The band returns to loping desert rock in Meet Me There, Shepard’s understatedly simmering vocals channeling hurt and abandonment: “Don’t you care that I was falling down the stairs?” she wants to know. Then Daversa detours into snarling Nashville noir in Dirty Little Blues: that creepy little ch-cha of a bridge is killer.

The band slow things down with the low-key Americana rock burner Fireproof and then bring back the luridly longing ambience in Full Moon, lit up by Daversa’s slashing, vintage electric Neil Young riffage. And his sinuous, resonant country lines in the bittersweet Songbird might be the the album’s most gorgeous moments, anchored by David Roof’s vividly murky organ.

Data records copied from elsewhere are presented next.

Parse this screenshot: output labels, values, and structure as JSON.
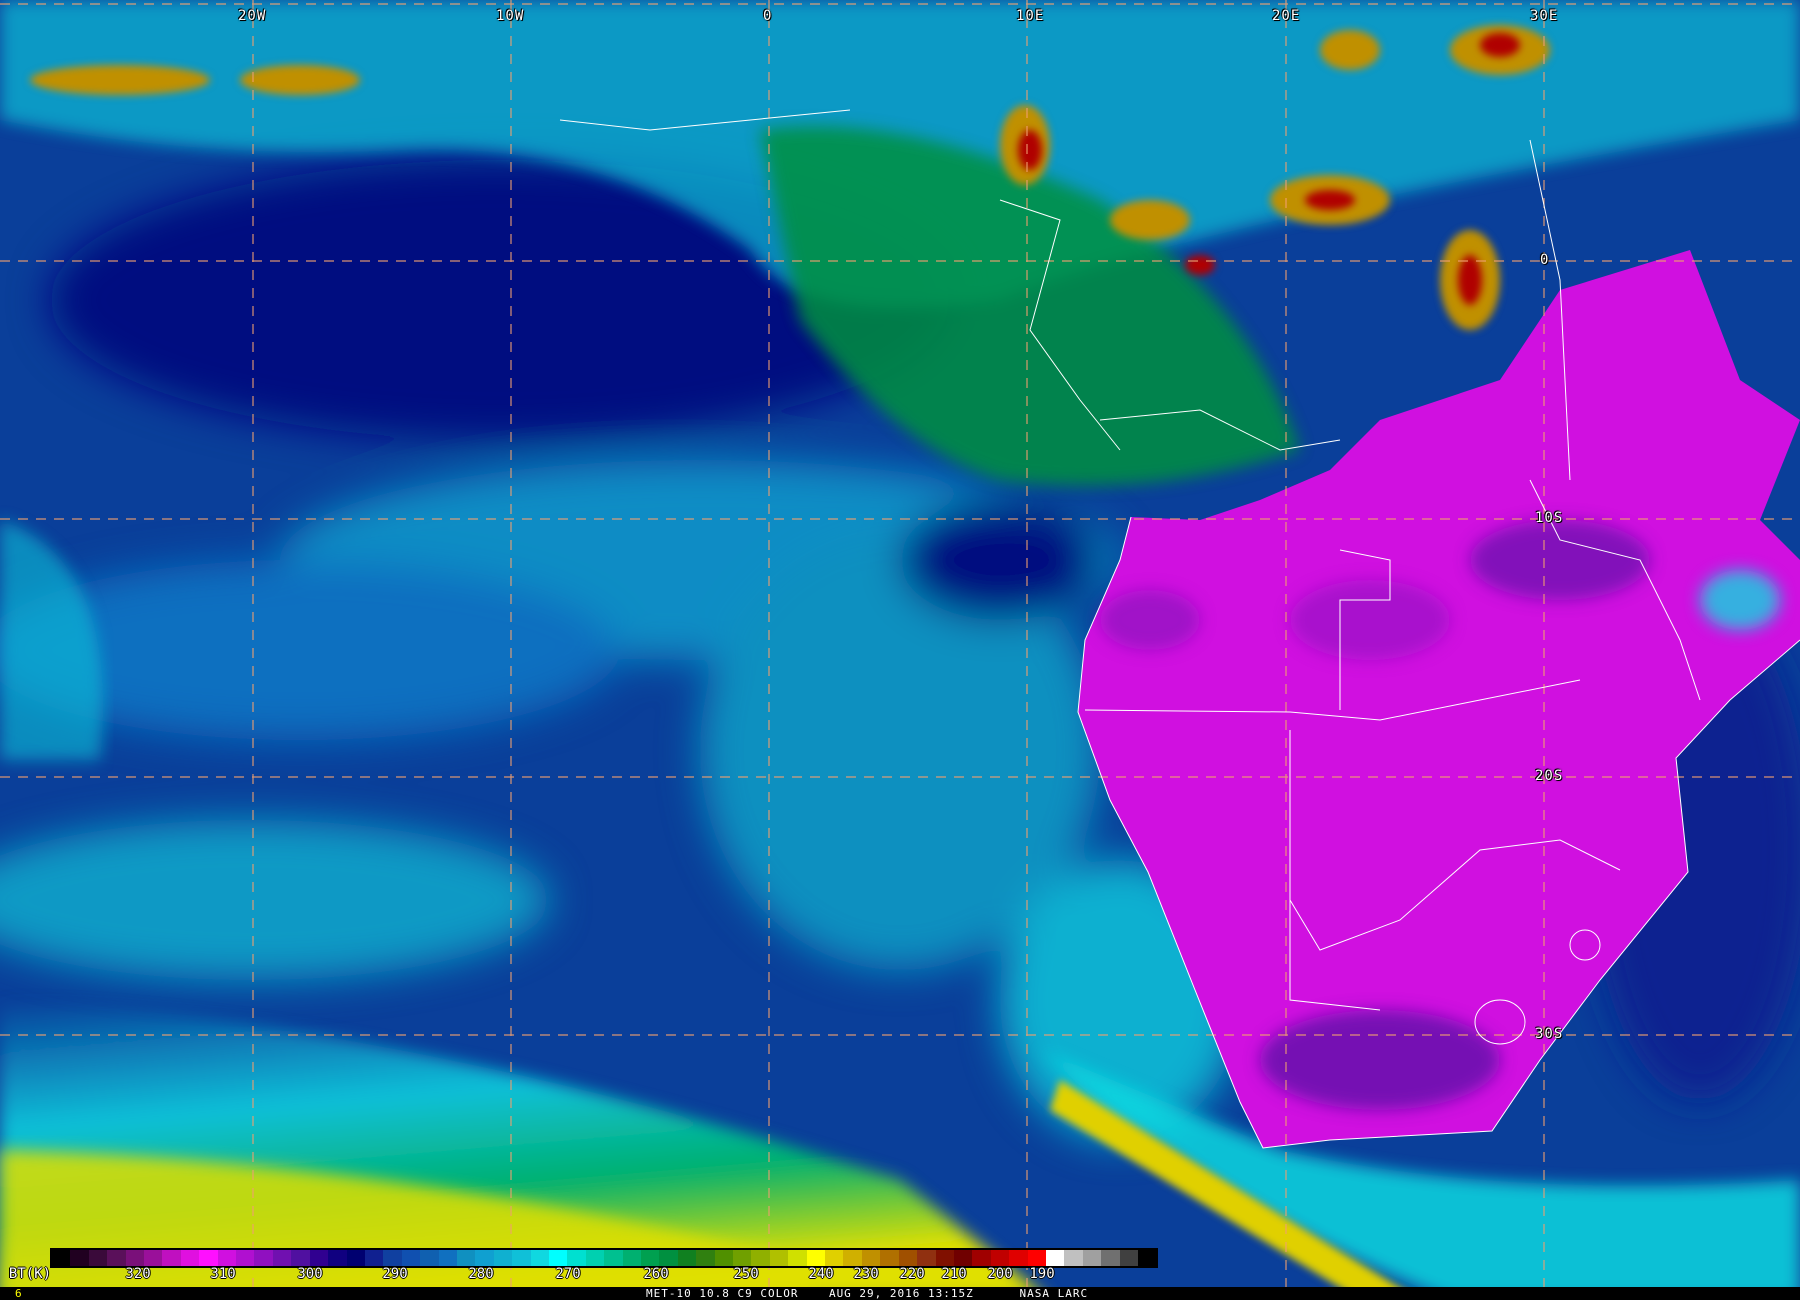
{
  "map": {
    "longitude_labels": [
      "20W",
      "10W",
      "0",
      "10E",
      "20E",
      "30E"
    ],
    "latitude_labels": [
      "0",
      "10S",
      "20S",
      "30S"
    ],
    "colors": {
      "ocean": "#0a3f9a",
      "land": "#d010e0",
      "grid": "#f0a070",
      "border": "#ffffff"
    }
  },
  "colorbar": {
    "title": "BT(K)",
    "tick_labels": [
      "320",
      "310",
      "300",
      "290",
      "280",
      "270",
      "260",
      "250",
      "240",
      "230",
      "220",
      "210",
      "200",
      "190"
    ],
    "colors": [
      "#000000",
      "#200020",
      "#3a0a3a",
      "#5a105a",
      "#7a107a",
      "#9a109a",
      "#c010c0",
      "#e010e0",
      "#ff10ff",
      "#d010e0",
      "#b010d0",
      "#9010c0",
      "#7010b0",
      "#5010a0",
      "#300090",
      "#100080",
      "#000070",
      "#102090",
      "#1040a0",
      "#1050b0",
      "#1060b0",
      "#1070c0",
      "#1090c0",
      "#10a0d0",
      "#10b0d0",
      "#10c0d8",
      "#10d8e0",
      "#00ffff",
      "#00e0d0",
      "#00d0b0",
      "#00c090",
      "#00b070",
      "#00a050",
      "#009040",
      "#108020",
      "#308010",
      "#509000",
      "#70a000",
      "#90b000",
      "#b0c000",
      "#d0e000",
      "#ffff00",
      "#e0d000",
      "#d0b000",
      "#c09000",
      "#b07000",
      "#a05000",
      "#903010",
      "#801000",
      "#700000",
      "#a00000",
      "#c00000",
      "#e00000",
      "#ff0000",
      "#ffffff",
      "#c0c0c0",
      "#a0a0a0",
      "#707070",
      "#404040",
      "#000000"
    ]
  },
  "footer": {
    "frame_number": "6",
    "caption": "MET-10 10.8 C9 COLOR    AUG 29, 2016 13:15Z      NASA LARC"
  }
}
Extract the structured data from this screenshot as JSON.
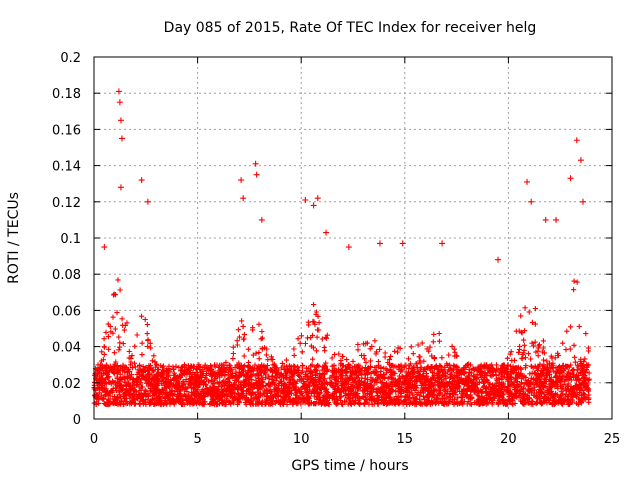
{
  "chart_data": {
    "type": "scatter",
    "title": "Day 085 of 2015, Rate Of TEC Index for receiver helg",
    "xlabel": "GPS time / hours",
    "ylabel": "ROTI / TECUs",
    "xlim": [
      0,
      25
    ],
    "ylim": [
      0,
      0.2
    ],
    "xticks": [
      0,
      5,
      10,
      15,
      20,
      25
    ],
    "xtick_labels": [
      "0",
      "5",
      "10",
      "15",
      "20",
      "25"
    ],
    "yticks": [
      0,
      0.02,
      0.04,
      0.06,
      0.08,
      0.1,
      0.12,
      0.14,
      0.16,
      0.18,
      0.2
    ],
    "ytick_labels": [
      "0",
      "0.02",
      "0.04",
      "0.06",
      "0.08",
      "0.1",
      "0.12",
      "0.14",
      "0.16",
      "0.18",
      "0.2"
    ],
    "grid": true,
    "marker": "plus",
    "color": "#ff0000",
    "x_range_observed": [
      0,
      23.9
    ],
    "background_band": [
      0.008,
      0.03
    ],
    "notable_peaks": [
      {
        "x": 1.2,
        "y": 0.181
      },
      {
        "x": 1.25,
        "y": 0.175
      },
      {
        "x": 1.3,
        "y": 0.165
      },
      {
        "x": 1.35,
        "y": 0.155
      },
      {
        "x": 1.3,
        "y": 0.128
      },
      {
        "x": 2.3,
        "y": 0.132
      },
      {
        "x": 2.6,
        "y": 0.12
      },
      {
        "x": 0.5,
        "y": 0.095
      },
      {
        "x": 7.1,
        "y": 0.132
      },
      {
        "x": 7.2,
        "y": 0.122
      },
      {
        "x": 7.8,
        "y": 0.141
      },
      {
        "x": 7.85,
        "y": 0.135
      },
      {
        "x": 8.1,
        "y": 0.11
      },
      {
        "x": 10.2,
        "y": 0.121
      },
      {
        "x": 10.6,
        "y": 0.118
      },
      {
        "x": 10.8,
        "y": 0.122
      },
      {
        "x": 11.2,
        "y": 0.103
      },
      {
        "x": 12.3,
        "y": 0.095
      },
      {
        "x": 13.8,
        "y": 0.097
      },
      {
        "x": 14.9,
        "y": 0.097
      },
      {
        "x": 16.8,
        "y": 0.097
      },
      {
        "x": 19.5,
        "y": 0.088
      },
      {
        "x": 20.9,
        "y": 0.131
      },
      {
        "x": 21.1,
        "y": 0.12
      },
      {
        "x": 21.8,
        "y": 0.11
      },
      {
        "x": 22.3,
        "y": 0.11
      },
      {
        "x": 23.0,
        "y": 0.133
      },
      {
        "x": 23.3,
        "y": 0.154
      },
      {
        "x": 23.5,
        "y": 0.143
      },
      {
        "x": 23.6,
        "y": 0.12
      }
    ]
  }
}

“Been looking for you lately on my lawn…been looking for you in the back of my car,” Shepard muses in the swaying, melancholy Red Wine. The album’s most epic track is Coal, a majestically gloomy, metaphorically bristling anthem that could be the Dream Syndicate at their countriest, capped off by a searing, careening Daversa solo. The album winds up with Warnings, an Americana-pop song in Halloween disguise. You have been warned: this band is going places. Catch them now before it costs you big bucks at a venue like Bowery Ballroom.